On Friday, June 10, 2011 05:48:57 Vic Demuzere wrote:
On Jun 10, 2011 12:43 PM, "Martti Kühne" <mysatyre@gmail.com> wrote:
On Fri, Jun 10, 2011 at 12:36 AM, C Anthony Risinger <anthony@xtfx.me>
wrote:
<snip>
what if we (optionally) stored the original images _inside_ the new one? the new/bad kernel would boot, and via some bootloader entry eg. kernel param the new initcpio script would kexec the old kernel, with another (different) kernel param ... when the old kernel booted it would load the exact same initramfs image, except it would use an alternate tree, ie. instead of /init it would chroot to /previous and run /previous/init ...
eh, for the priority of known sources of error: an UPDATE image could contain the NEW kernel in an alternate tree /new/init, because the OLD kernel is KNOWN to boot that far...

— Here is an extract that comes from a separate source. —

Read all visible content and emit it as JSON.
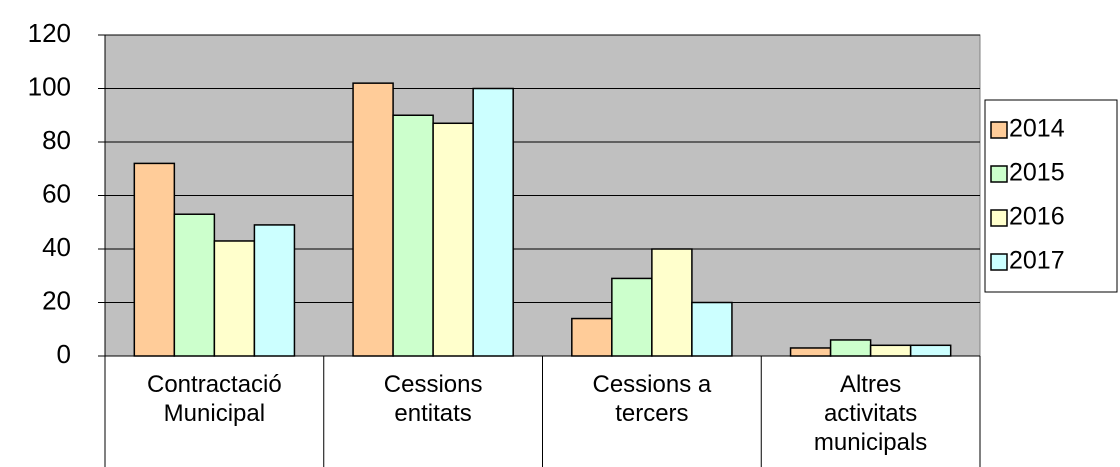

Anything else would be insane.
Having multiple kernels is insane. I don't get why it's needed. There is a live cd to rescue your system if needed.
Vic
Another agreement from me here. Also, may I also add that a great deal of Arch users have /boot in a (tiny) partition to start with and can't really KEEP that much stuff in there? Keeping old kernels would definitely screw their systems up and keep them from upgrading with any ease.